Understand it so far? Good. So how could the anomaly hit British pensioners in mainland Europe?

Here's a little bit of history as background. In 1948 Britain entered into reciprocal agreements with around 30 countries, which allowed for the payment of pension increases. However, in 1981, the UK government stopped creating new agreements. And those pensioners who subsequently lost out have campaigned ever since for parity with those who moved to countries with an agreement.

It follows that British subjects living in any country that entered the EU after 1981 are at risk of their pensions being frozen if the UK leaves, as they may not have a bilateral agreement. The countries affected are Croatia, Slovenia, the Czech Republic, Bulgaria, Lithuania, Estonia, Latvia, Slovakia, Romania, Poland, Hungary, Finland, Sweden, Malta, Cyprus, Austria, Portugal, Greece and Spain.

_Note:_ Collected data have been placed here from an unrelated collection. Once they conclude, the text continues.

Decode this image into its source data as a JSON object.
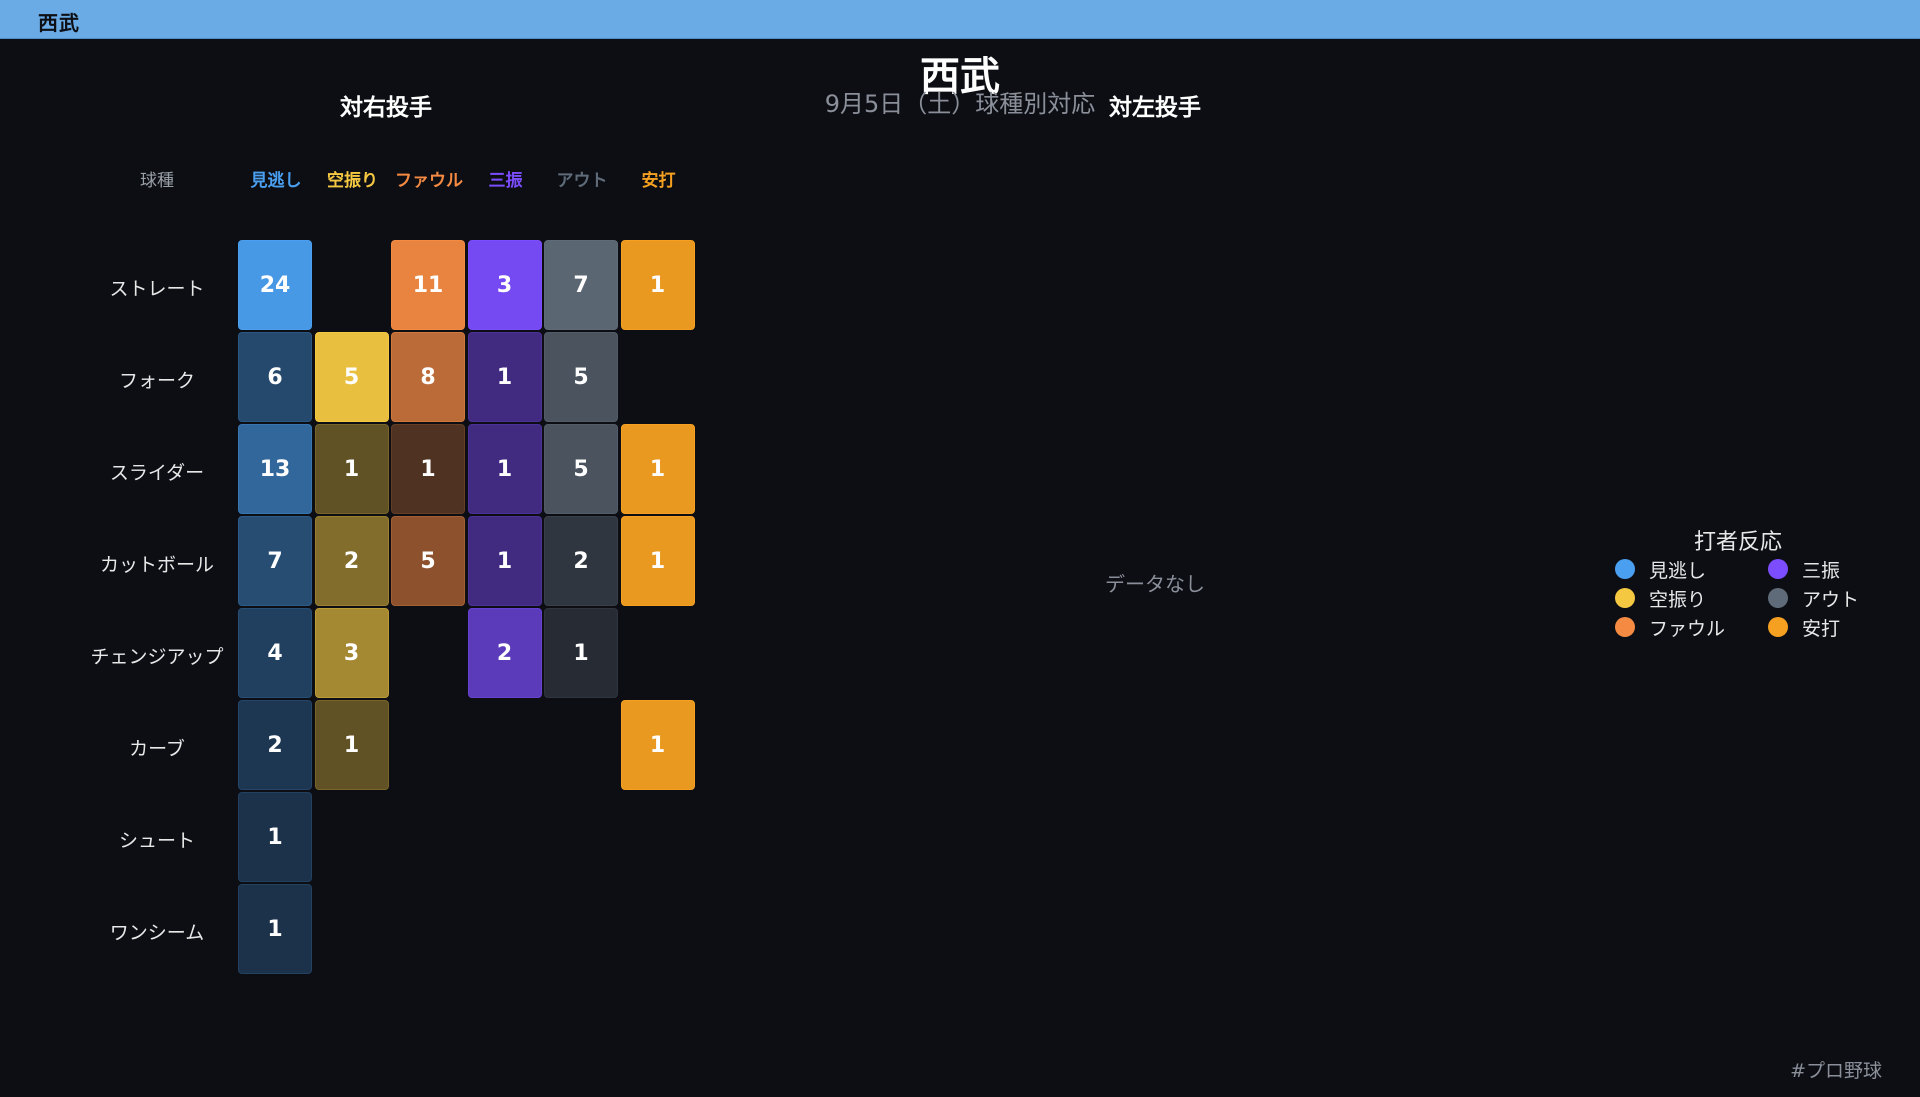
{
  "header": {
    "team": "西武"
  },
  "title": "西武",
  "subtitle": "9月5日（土）球種別対応",
  "right_pitcher_title": "対右投手",
  "left_pitcher_title": "対左投手",
  "pitch_column_label": "球種",
  "no_data_text": "データなし",
  "hashtag": "#プロ野球",
  "chart_data": {
    "type": "heatmap",
    "columns": [
      {
        "key": "miss",
        "label": "見逃し",
        "color": "#4a9ff0"
      },
      {
        "key": "whiff",
        "label": "空振り",
        "color": "#f5c842"
      },
      {
        "key": "foul",
        "label": "ファウル",
        "color": "#f58a42"
      },
      {
        "key": "k",
        "label": "三振",
        "color": "#7c4dff"
      },
      {
        "key": "out",
        "label": "アウト",
        "color": "#5f6b78"
      },
      {
        "key": "hit",
        "label": "安打",
        "color": "#f5a020"
      }
    ],
    "rows": [
      {
        "pitch": "ストレート",
        "values": [
          24,
          null,
          11,
          3,
          7,
          1
        ]
      },
      {
        "pitch": "フォーク",
        "values": [
          6,
          5,
          8,
          1,
          5,
          null
        ]
      },
      {
        "pitch": "スライダー",
        "values": [
          13,
          1,
          1,
          1,
          5,
          1
        ]
      },
      {
        "pitch": "カットボール",
        "values": [
          7,
          2,
          5,
          1,
          2,
          1
        ]
      },
      {
        "pitch": "チェンジアップ",
        "values": [
          4,
          3,
          null,
          2,
          1,
          null
        ]
      },
      {
        "pitch": "カーブ",
        "values": [
          2,
          1,
          null,
          null,
          null,
          1
        ]
      },
      {
        "pitch": "シュート",
        "values": [
          1,
          null,
          null,
          null,
          null,
          null
        ]
      },
      {
        "pitch": "ワンシーム",
        "values": [
          1,
          null,
          null,
          null,
          null,
          null
        ]
      }
    ],
    "legend_title": "打者反応",
    "legend": [
      {
        "label": "見逃し",
        "color": "#4a9ff0"
      },
      {
        "label": "三振",
        "color": "#7c4dff"
      },
      {
        "label": "空振り",
        "color": "#f5c842"
      },
      {
        "label": "アウト",
        "color": "#5f6b78"
      },
      {
        "label": "ファウル",
        "color": "#f58a42"
      },
      {
        "label": "安打",
        "color": "#f5a020"
      }
    ]
  }
}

Naturally, British people who have retired to these nations are concerned. On their behalf, Baroness Benjamin asked the pensions minister for clarification in the House of Lords this week. She got none. Baroness Altmann replied: "The issue of what will happen if this country leaves the European Union has not yet been decided – but if there are reciprocal agreements and legal obligations to uprate, pensions will be uprated."

In other words, if there aren't agreements, pensions will be frozen. Forget Brexit issues; this is a longstanding unfairness that needs to be put right.